Instantly recognizable by their varied textures, unique shapes and community reef systems, corals are stunning living organisms. Scientists hope that by growing new coral colonies – a process called coral aquaculture – they can maintain and sustain coral for public display and help conserve endangered coral species.
Recently I chatted with Kim Hall, Associate Curator of Fish & Invertebrates at the Georgia Aquarium, to learn more about this process. She explained that the “intention is to maintain and continue to add to the current coral collection in a display environment and become self sustaining. This allows us to educate the public about the animals without impacting their natural environment by collecting form the wild. Aquariums across the country also exchange corals to better the genetic stock of the animals within all of our collections.”
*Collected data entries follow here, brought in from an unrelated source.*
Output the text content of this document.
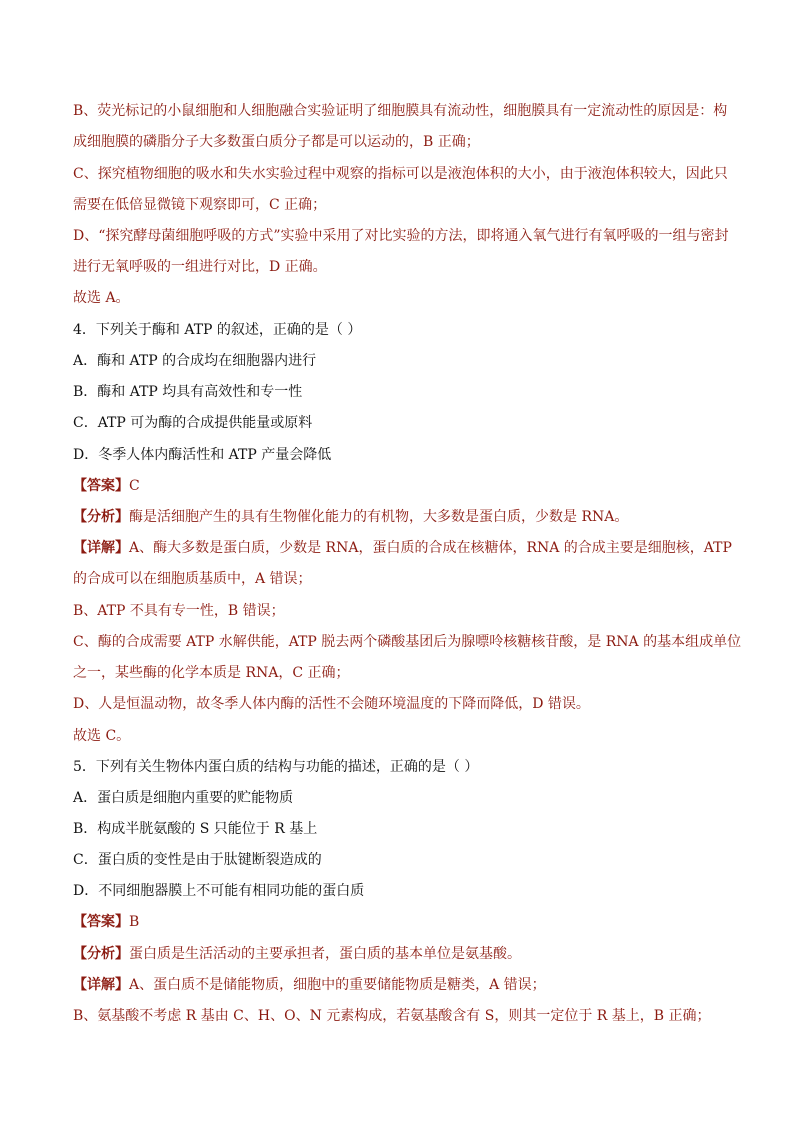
B、荧光标记的小鼠细胞和人细胞融合实验证明了细胞膜具有流动性，细胞膜具有一定流动性的原因是：构
成细胞膜的磷脂分子大多数蛋白质分子都是可以运动的，B 正确；
C、探究植物细胞的吸水和失水实验过程中观察的指标可以是液泡体积的大小，由于液泡体积较大，因此只
需要在低倍显微镜下观察即可，C 正确；
D、“探究酵母菌细胞呼吸的方式”实验中采用了对比实验的方法，即将通入氧气进行有氧呼吸的一组与密封
进行无氧呼吸的一组进行对比，D 正确。
故选 A。
4．下列关于酶和 ATP 的叙述，正确的是（ ）
A．酶和 ATP 的合成均在细胞器内进行
B．酶和 ATP 均具有高效性和专一性
C．ATP 可为酶的合成提供能量或原料
D．冬季人体内酶活性和 ATP 产量会降低
【答案】C
【分析】酶是活细胞产生的具有生物催化能力的有机物，大多数是蛋白质，少数是 RNA。
【详解】A、酶大多数是蛋白质，少数是 RNA，蛋白质的合成在核糖体，RNA 的合成主要是细胞核，ATP
的合成可以在细胞质基质中，A 错误；
B、ATP 不具有专一性，B 错误；
C、酶的合成需要 ATP 水解供能，ATP 脱去两个磷酸基团后为腺嘌呤核糖核苷酸，是 RNA 的基本组成单位
之一，某些酶的化学本质是 RNA，C 正确；
D、人是恒温动物，故冬季人体内酶的活性不会随环境温度的下降而降低，D 错误。
故选 C。
5．下列有关生物体内蛋白质的结构与功能的描述，正确的是（ ）
A．蛋白质是细胞内重要的贮能物质
B．构成半胱氨酸的 S 只能位于 R 基上
C．蛋白质的变性是由于肽键断裂造成的
D．不同细胞器膜上不可能有相同功能的蛋白质
【答案】B
【分析】蛋白质是生活活动的主要承担者，蛋白质的基本单位是氨基酸。
【详解】A、蛋白质不是储能物质，细胞中的重要储能物质是糖类，A 错误；
B、氨基酸不考虑 R 基由 C、H、O、N 元素构成，若氨基酸含有 S，则其一定位于 R 基上，B 正确；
Additionally, coral aquaculture can play a pivotal role in conservation. Corals are an endangered, carnivorous invertebrate species with numerous threats to their existence, like pollution, global warming and sedimentation. Kim shared that the Georgia Aquarium is working in collaboration with various organizations (such as Georgia Technological Institute and the EPA) with the study of invasive species of coral. “The Sun cup Coral has made its way from the Indo Pacific into the Caribbean and could have a major impact on the native species,” said Kim. “And another conservation project that we will be involved with is SECORE. It’s name is derived from the phrase SExual COral REproduction, and is an initiative of public aquariums and scientists to carry out research to advance conservation of coral reefs worldwide… This project includes conservation work with a species of coral (Acropora palmata) in the Caribbean that is considered critically endangered.”
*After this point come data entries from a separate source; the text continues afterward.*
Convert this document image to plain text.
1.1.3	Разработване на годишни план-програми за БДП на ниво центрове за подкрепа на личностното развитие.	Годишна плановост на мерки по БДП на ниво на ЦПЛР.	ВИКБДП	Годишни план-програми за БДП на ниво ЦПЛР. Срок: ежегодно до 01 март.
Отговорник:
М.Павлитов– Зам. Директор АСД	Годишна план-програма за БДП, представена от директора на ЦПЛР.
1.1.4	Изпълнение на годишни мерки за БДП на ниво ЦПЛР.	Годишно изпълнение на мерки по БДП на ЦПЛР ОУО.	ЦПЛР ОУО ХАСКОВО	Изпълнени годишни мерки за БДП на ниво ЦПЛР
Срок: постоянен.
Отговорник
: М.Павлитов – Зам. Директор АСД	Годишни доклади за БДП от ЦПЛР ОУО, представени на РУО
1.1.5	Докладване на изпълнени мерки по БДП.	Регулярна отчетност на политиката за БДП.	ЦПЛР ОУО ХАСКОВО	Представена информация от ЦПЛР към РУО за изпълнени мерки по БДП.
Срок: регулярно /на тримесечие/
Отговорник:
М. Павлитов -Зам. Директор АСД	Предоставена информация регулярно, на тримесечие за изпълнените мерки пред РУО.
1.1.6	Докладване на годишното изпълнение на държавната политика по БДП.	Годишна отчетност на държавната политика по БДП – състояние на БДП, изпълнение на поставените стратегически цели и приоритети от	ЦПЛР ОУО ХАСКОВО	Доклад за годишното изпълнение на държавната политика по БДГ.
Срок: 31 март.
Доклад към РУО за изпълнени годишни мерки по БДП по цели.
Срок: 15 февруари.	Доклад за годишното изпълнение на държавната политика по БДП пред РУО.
By assisting the SECORE project, the Georgia Aquarium hopes they are able to grow Acropora palmata on-site for potential reef restoration work back out on the natural reefs. Kim explained that currently they “propagate or frag corals after they have gone through quarantine and are ready to be placed in the main exhibits. A frag is essentially a fragment that is safely cleaved off of a larger specimen. We keep the small frags in the holding tank and allow them to grow before continuing the same process. The current species that we are cultivating now are: Montipora sp., Montipora digitata, Seriatopora hystrix, and Pocillopora damicornis.“
Specific tools and equipment are necessary for successful coral aquaculture study. A large pool facilitates the cleanliness of the tank that the corals are in. As Kim shared with me, “It’s very important to have the system be as clean as possible… It is a constant battle with the amount of light you need for their growth and the zooxanthellae that grows within their tissue.”
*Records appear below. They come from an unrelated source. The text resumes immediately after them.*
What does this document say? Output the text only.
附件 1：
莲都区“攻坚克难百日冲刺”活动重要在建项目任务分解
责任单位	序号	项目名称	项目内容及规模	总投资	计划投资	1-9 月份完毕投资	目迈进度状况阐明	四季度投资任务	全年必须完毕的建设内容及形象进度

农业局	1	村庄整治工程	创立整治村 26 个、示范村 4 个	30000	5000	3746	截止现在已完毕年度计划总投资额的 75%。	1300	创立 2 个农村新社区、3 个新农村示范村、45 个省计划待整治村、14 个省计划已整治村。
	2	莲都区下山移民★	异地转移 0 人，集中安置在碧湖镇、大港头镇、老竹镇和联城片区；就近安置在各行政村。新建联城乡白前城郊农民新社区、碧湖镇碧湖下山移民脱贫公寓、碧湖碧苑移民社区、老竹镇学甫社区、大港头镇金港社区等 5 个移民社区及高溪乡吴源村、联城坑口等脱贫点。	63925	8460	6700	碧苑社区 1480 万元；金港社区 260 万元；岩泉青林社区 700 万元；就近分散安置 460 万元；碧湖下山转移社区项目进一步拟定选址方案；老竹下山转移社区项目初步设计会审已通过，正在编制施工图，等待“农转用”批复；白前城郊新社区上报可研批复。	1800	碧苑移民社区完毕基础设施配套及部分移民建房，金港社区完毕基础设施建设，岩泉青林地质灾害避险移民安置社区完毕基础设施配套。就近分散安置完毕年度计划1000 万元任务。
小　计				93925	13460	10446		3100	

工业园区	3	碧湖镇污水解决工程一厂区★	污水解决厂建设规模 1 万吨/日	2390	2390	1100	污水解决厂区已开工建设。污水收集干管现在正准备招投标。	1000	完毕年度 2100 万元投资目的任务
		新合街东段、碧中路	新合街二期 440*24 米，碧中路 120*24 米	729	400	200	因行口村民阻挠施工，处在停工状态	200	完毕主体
Appropriate lighting is another essential component to the coral aquaculture process, as corals generally live near the surface in warm, tropical waters, where plentiful sunlight encourages algae growth. Healthy corals feed on algae byproducts, zooplankton and even small fish.
A source of natural sunlight – such as a skylight – promotes successful coral aquaculture results, according to Kim’s first-hand experiences. “At the Georgia Aquarium… We are very fortunate to have a natural sunlight source provided to the corals by the skylight that is over the exhibit… [but] we do have to supplement the sun with artificial lighting to compensate for the intensity of the sun that changes throughout the year and the spectrum of light that the sun provides. The lights that you see in the picture (below) are four 1000 watt metal halides that have a spectrum of 14 Kelvin. This gives the corals a more bluer color to absorb in addition to the sun.”
Although coral reefs cover less than one percent of the seafloor, they are incredibly important aquatic habitats as they sustain 25% of all marine animals.